Abbasian Mahyar, Khatibi Elahe, Azimi Iman, Oniani David, Shakeri Hossein Abad Zahra, Thieme Alexander, Sriram Ram, Yang Zhongqi, Wang Yanshan, Lin Bryant, Gevaert Olivier, Li Li-Jia, Jain Ramesh, Rahmani Amir M
University of California, Irvine, CA, USA.
HealthUnity, Palo Alto, CA, USA.
NPJ Digit Med. 2024 Mar 29;7(1):82. doi: 10.1038/s41746-024-01074-z.
Generative Artificial Intelligence is set to revolutionize healthcare delivery by transforming traditional patient care into a more personalized, efficient, and proactive process. Chatbots, serving as interactive conversational models, will probably drive this patient-centered transformation in healthcare. Through the provision of various services, including diagnosis, personalized lifestyle recommendations, dynamic scheduling of follow-ups, and mental health support, the objective is to substantially augment patient health outcomes, all the while mitigating the workload burden on healthcare providers. The life-critical nature of healthcare applications necessitates establishing a unified and comprehensive set of evaluation metrics for conversational models. Existing evaluation metrics proposed for various generic large language models (LLMs) demonstrate a lack of comprehension regarding medical and health concepts and their significance in promoting patients' well-being. Moreover, these metrics neglect pivotal user-centered aspects, including trust-building, ethics, personalization, empathy, user comprehension, and emotional support. The purpose of this paper is to explore state-of-the-art LLM-based evaluation metrics that are specifically applicable to the assessment of interactive conversational models in healthcare. Subsequently, we present a comprehensive set of evaluation metrics designed to thoroughly assess the performance of healthcare chatbots from an end-user perspective. These metrics encompass an evaluation of language processing abilities, impact on real-world clinical tasks, and effectiveness in user-interactive conversations. Finally, we engage in a discussion concerning the challenges associated with defining and implementing these metrics, with particular emphasis on confounding factors such as the target audience, evaluation methods, and prompt techniques involved in the evaluation process.
生成式人工智能将通过把传统的患者护理转变为更个性化、高效和主动的过程,彻底改变医疗服务的提供方式。聊天机器人作为交互式对话模型,可能会推动医疗保健领域以患者为中心的这一转变。

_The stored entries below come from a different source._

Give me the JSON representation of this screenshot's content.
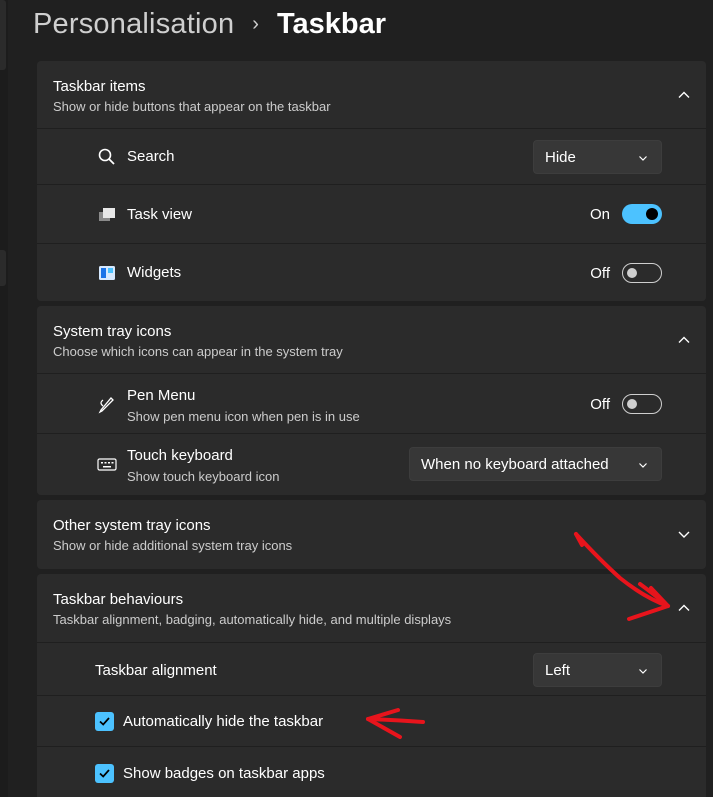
{
  "breadcrumb": {
    "parent": "Personalisation",
    "separator": "›",
    "current": "Taskbar"
  },
  "sections": {
    "taskbar_items": {
      "title": "Taskbar items",
      "subtitle": "Show or hide buttons that appear on the taskbar",
      "rows": {
        "search": {
          "label": "Search",
          "value": "Hide",
          "icon": "search-icon"
        },
        "task_view": {
          "label": "Task view",
          "state": "On",
          "icon": "task-view-icon"
        },
        "widgets": {
          "label": "Widgets",
          "state": "Off",
          "icon": "widgets-icon"
        }
      }
    },
    "system_tray": {
      "title": "System tray icons",
      "subtitle": "Choose which icons can appear in the system tray",
      "rows": {
        "pen_menu": {
          "label": "Pen Menu",
          "sublabel": "Show pen menu icon when pen is in use",
          "state": "Off",
          "icon": "pen-icon"
        },
        "touch_keyboard": {
          "label": "Touch keyboard",
          "sublabel": "Show touch keyboard icon",
          "value": "When no keyboard attached",
          "icon": "keyboard-icon"
        }
      }
    },
    "other_tray": {
      "title": "Other system tray icons",
      "subtitle": "Show or hide additional system tray icons"
    },
    "behaviours": {
      "title": "Taskbar behaviours",
      "subtitle": "Taskbar alignment, badging, automatically hide, and multiple displays",
      "rows": {
        "alignment": {
          "label": "Taskbar alignment",
          "value": "Left"
        },
        "auto_hide": {
          "label": "Automatically hide the taskbar",
          "checked": true
        },
        "badges": {
          "label": "Show badges on taskbar apps",
          "checked": true
        }
      }
    }
  },
  "colors": {
    "accent": "#4cc2ff",
    "annotation": "#e8141c",
    "card": "#2b2b2b",
    "background": "#202020"
  }
}
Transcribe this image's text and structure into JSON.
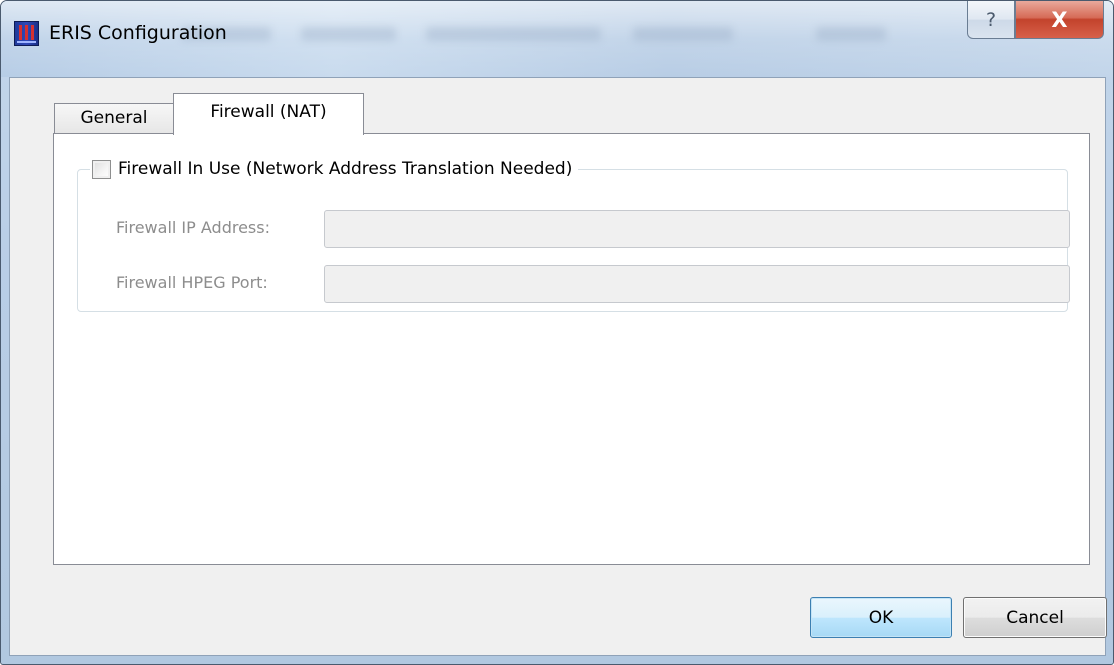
{
  "window": {
    "title": "ERIS Configuration",
    "help_label": "?",
    "close_label": "X"
  },
  "tabs": [
    {
      "label": "General",
      "active": false
    },
    {
      "label": "Firewall (NAT)",
      "active": true
    }
  ],
  "firewall": {
    "checkbox_label": "Firewall In Use (Network Address Translation Needed)",
    "checked": false,
    "fields": [
      {
        "label": "Firewall IP Address:",
        "value": ""
      },
      {
        "label": "Firewall HPEG Port:",
        "value": ""
      }
    ]
  },
  "buttons": {
    "ok_label": "OK",
    "cancel_label": "Cancel"
  }
}
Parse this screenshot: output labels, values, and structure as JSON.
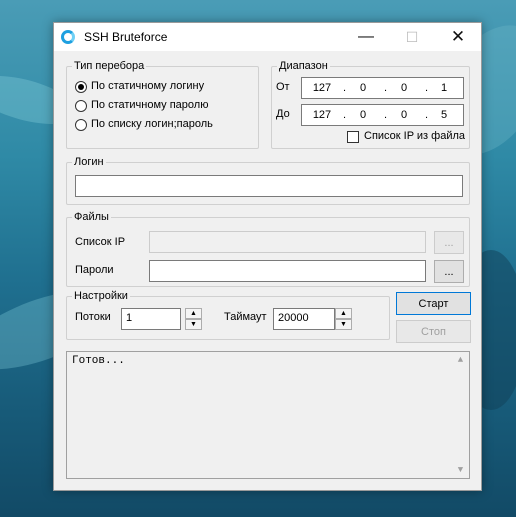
{
  "window": {
    "title": "SSH Bruteforce",
    "minimize": "—",
    "maximize": "☐",
    "close": "✕"
  },
  "mode_group": {
    "legend": "Тип перебора",
    "options": [
      {
        "label": "По статичному логину",
        "checked": true
      },
      {
        "label": "По статичному паролю",
        "checked": false
      },
      {
        "label": "По списку логин;пароль",
        "checked": false
      }
    ]
  },
  "range_group": {
    "legend": "Диапазон",
    "from_label": "От",
    "to_label": "До",
    "from_ip": [
      "127",
      "0",
      "0",
      "1"
    ],
    "to_ip": [
      "127",
      "0",
      "0",
      "5"
    ],
    "ip_from_file_label": "Список IP из файла"
  },
  "login_group": {
    "legend": "Логин",
    "value": ""
  },
  "files_group": {
    "legend": "Файлы",
    "ip_list_label": "Список IP",
    "ip_list_value": "",
    "passwords_label": "Пароли",
    "passwords_value": "",
    "browse_label": "..."
  },
  "settings_group": {
    "legend": "Настройки",
    "threads_label": "Потоки",
    "threads_value": "1",
    "timeout_label": "Таймаут",
    "timeout_value": "20000"
  },
  "actions": {
    "start": "Старт",
    "stop": "Стоп"
  },
  "log": {
    "text": "Готов..."
  },
  "glyphs": {
    "spin_up": "▲",
    "spin_down": "▼",
    "dot": "."
  }
}
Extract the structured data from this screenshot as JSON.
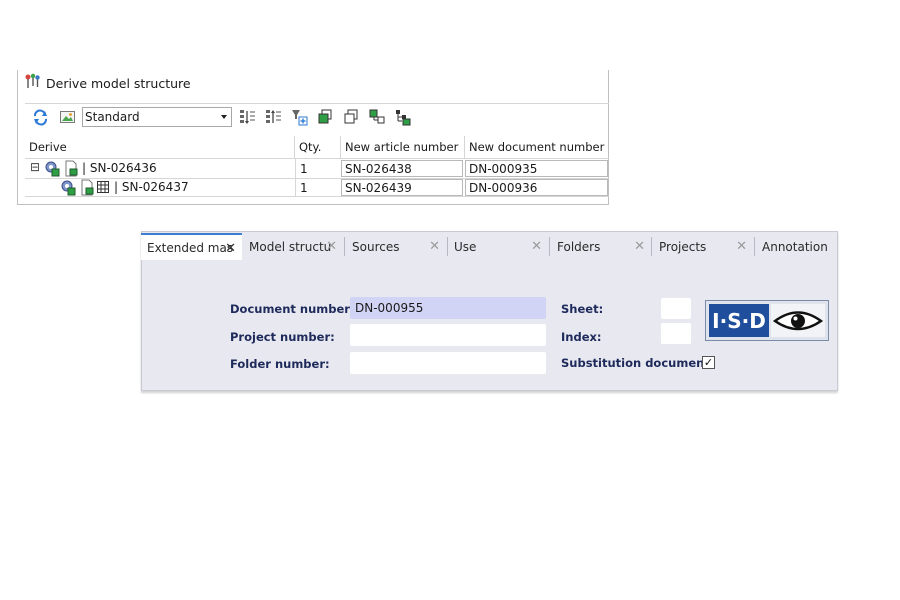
{
  "derive_panel": {
    "title": "Derive model structure",
    "view_select": {
      "value": "Standard"
    },
    "columns": [
      "Derive",
      "Qty.",
      "New article number",
      "New document number"
    ],
    "rows": [
      {
        "expand": "⊟",
        "name": "| SN-026436",
        "qty": "1",
        "new_article": "SN-026438",
        "new_document": "DN-000935"
      },
      {
        "expand": "",
        "name": "| SN-026437",
        "qty": "1",
        "new_article": "SN-026439",
        "new_document": "DN-000936"
      }
    ]
  },
  "extended_panel": {
    "tabs": [
      {
        "label": "Extended mas",
        "active": true
      },
      {
        "label": "Model structu"
      },
      {
        "label": "Sources"
      },
      {
        "label": "Use"
      },
      {
        "label": "Folders"
      },
      {
        "label": "Projects"
      },
      {
        "label": "Annotation"
      }
    ],
    "close_glyph": "✕",
    "fields": {
      "document_number": {
        "label": "Document number:",
        "value": "DN-000955"
      },
      "project_number": {
        "label": "Project number:",
        "value": ""
      },
      "folder_number": {
        "label": "Folder number:",
        "value": ""
      },
      "sheet": {
        "label": "Sheet:",
        "value": ""
      },
      "index": {
        "label": "Index:",
        "value": ""
      },
      "substitution_document": {
        "label": "Substitution document:",
        "checked": true,
        "check_glyph": "✓"
      }
    },
    "logo_text": "I·S·D"
  },
  "colors": {
    "tab_accent": "#3c7fd0",
    "panel_bg": "#e8e8f1",
    "label_text": "#1d2a5a",
    "active_field": "#d2d4f6",
    "logo_blue": "#1f4f9c"
  }
}
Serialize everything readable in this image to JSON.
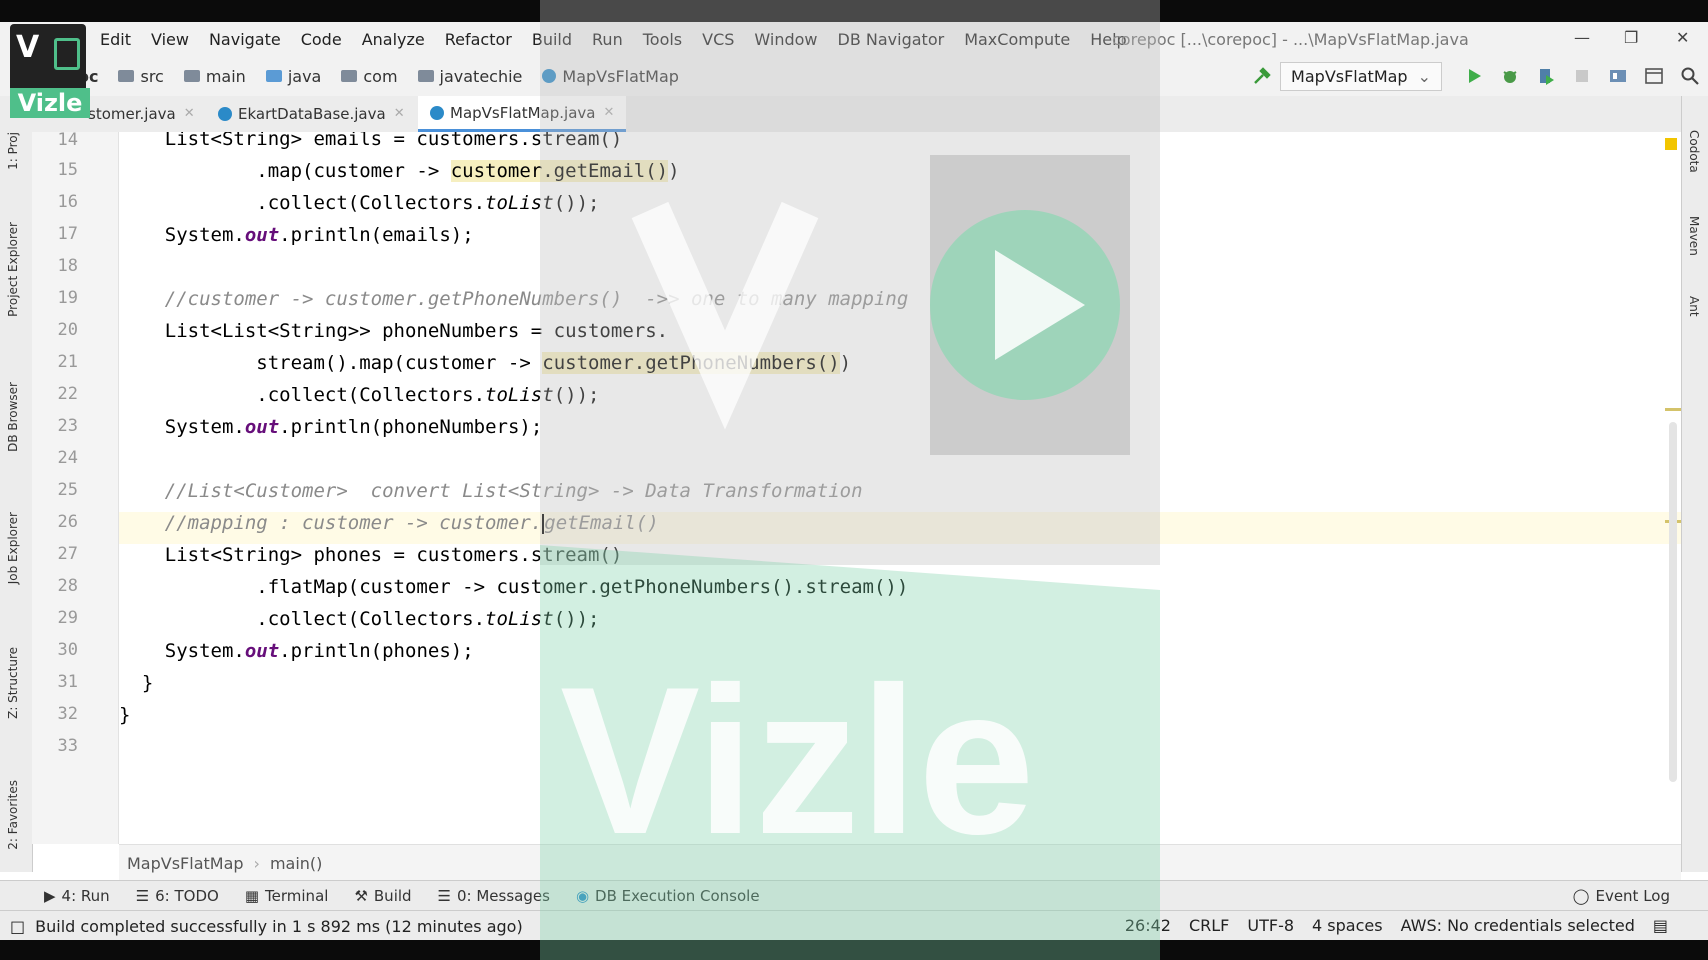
{
  "menu": [
    "Edit",
    "View",
    "Navigate",
    "Code",
    "Analyze",
    "Refactor",
    "Build",
    "Run",
    "Tools",
    "VCS",
    "Window",
    "DB Navigator",
    "MaxCompute",
    "Help"
  ],
  "window_title": "corepoc [...\\corepoc] - ...\\MapVsFlatMap.java",
  "breadcrumbs": [
    "src",
    "main",
    "java",
    "com",
    "javatechie",
    "MapVsFlatMap"
  ],
  "project_fragment": "oc",
  "run_config": "MapVsFlatMap",
  "tabs": [
    {
      "label": "stomer.java"
    },
    {
      "label": "EkartDataBase.java"
    },
    {
      "label": "MapVsFlatMap.java"
    }
  ],
  "left_tools": [
    "1: Proj",
    "Project Explorer",
    "DB Browser",
    "Job Explorer",
    "Z: Structure",
    "2: Favorites"
  ],
  "right_tools": [
    "Codota",
    "Maven",
    "Ant"
  ],
  "line_numbers": [
    "14",
    "15",
    "16",
    "17",
    "18",
    "19",
    "20",
    "21",
    "22",
    "23",
    "24",
    "25",
    "26",
    "27",
    "28",
    "29",
    "30",
    "31",
    "32",
    "33"
  ],
  "code": {
    "l14": "    List<String> emails = customers.stream()",
    "l15a": "            .map(customer -> ",
    "l15b": "customer.getEmail()",
    "l15c": ")",
    "l16a": "            .collect(Collectors.",
    "l16b": "toList",
    "l16c": "());",
    "l17a": "    System.",
    "l17b": "out",
    "l17c": ".println(emails);",
    "l19": "    //customer -> customer.getPhoneNumbers()  ->> one to many mapping",
    "l20": "    List<List<String>> phoneNumbers = customers.",
    "l21a": "            stream().map(customer -> ",
    "l21b": "customer.getPhoneNumbers()",
    "l21c": ")",
    "l22a": "            .collect(Collectors.",
    "l22b": "toList",
    "l22c": "());",
    "l23a": "    System.",
    "l23b": "out",
    "l23c": ".println(phoneNumbers);",
    "l25": "    //List<Customer>  convert List<String> -> Data Transformation",
    "l26a": "    //mapping : customer -> customer.",
    "l26b": "getEmail()",
    "l27": "    List<String> phones = customers.stream()",
    "l28": "            .flatMap(customer -> customer.getPhoneNumbers().stream())",
    "l29a": "            .collect(Collectors.",
    "l29b": "toList",
    "l29c": "());",
    "l30a": "    System.",
    "l30b": "out",
    "l30c": ".println(phones);",
    "l31": "  }",
    "l32": "}"
  },
  "editor_breadcrumb": [
    "MapVsFlatMap",
    "main()"
  ],
  "tool_windows": [
    "4: Run",
    "6: TODO",
    "Terminal",
    "Build",
    "0: Messages",
    "DB Execution Console"
  ],
  "event_log": "Event Log",
  "status": {
    "message": "Build completed successfully in 1 s 892 ms (12 minutes ago)",
    "position": "26:42",
    "line_sep": "CRLF",
    "encoding": "UTF-8",
    "indent": "4 spaces",
    "aws": "AWS: No credentials selected"
  },
  "watermark": {
    "logo_text": "Vizle",
    "big_text": "Vizle"
  },
  "colors": {
    "accent": "#4a90d9",
    "watermark_green": "#8fd7b4",
    "highlight": "#f6efc0"
  }
}
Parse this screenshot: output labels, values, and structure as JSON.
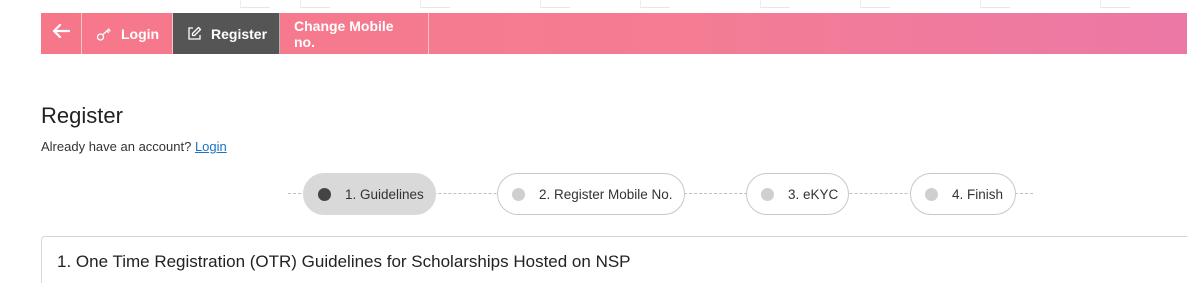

通过提供各种服务,包括诊断、个性化生活方式建议、动态随访安排和心理健康支持,目标是大幅改善患者的健康状况,同时减轻医疗服务提供者的工作量负担。医疗保健应用程序关乎生命的性质,使得有必要为对话模型建立一套统一且全面的评估指标。针对各种通用大语言模型(LLM)提出的现有评估指标表明,对医学和健康概念及其在促进患者福祉方面的重要性缺乏理解。此外,这些指标忽视了以用户为中心的关键方面,包括建立信任、伦理、个性化、同理心、用户理解和情感支持。本文的目的是探索专门适用于评估医疗保健领域交互式对话模型的基于大语言模型的最新评估指标。随后,我们提出了一套全面的评估指标,旨在从终端用户的角度全面评估医疗保健聊天机器人的性能。这些指标包括对语言处理能力的评估、对现实世界临床任务的影响以及在用户交互对话中的有效性。最后,我们讨论了定义和实施这些指标所面临的挑战,特别强调了评估过程中涉及的目标受众、评估方法和提示技术等混杂因素。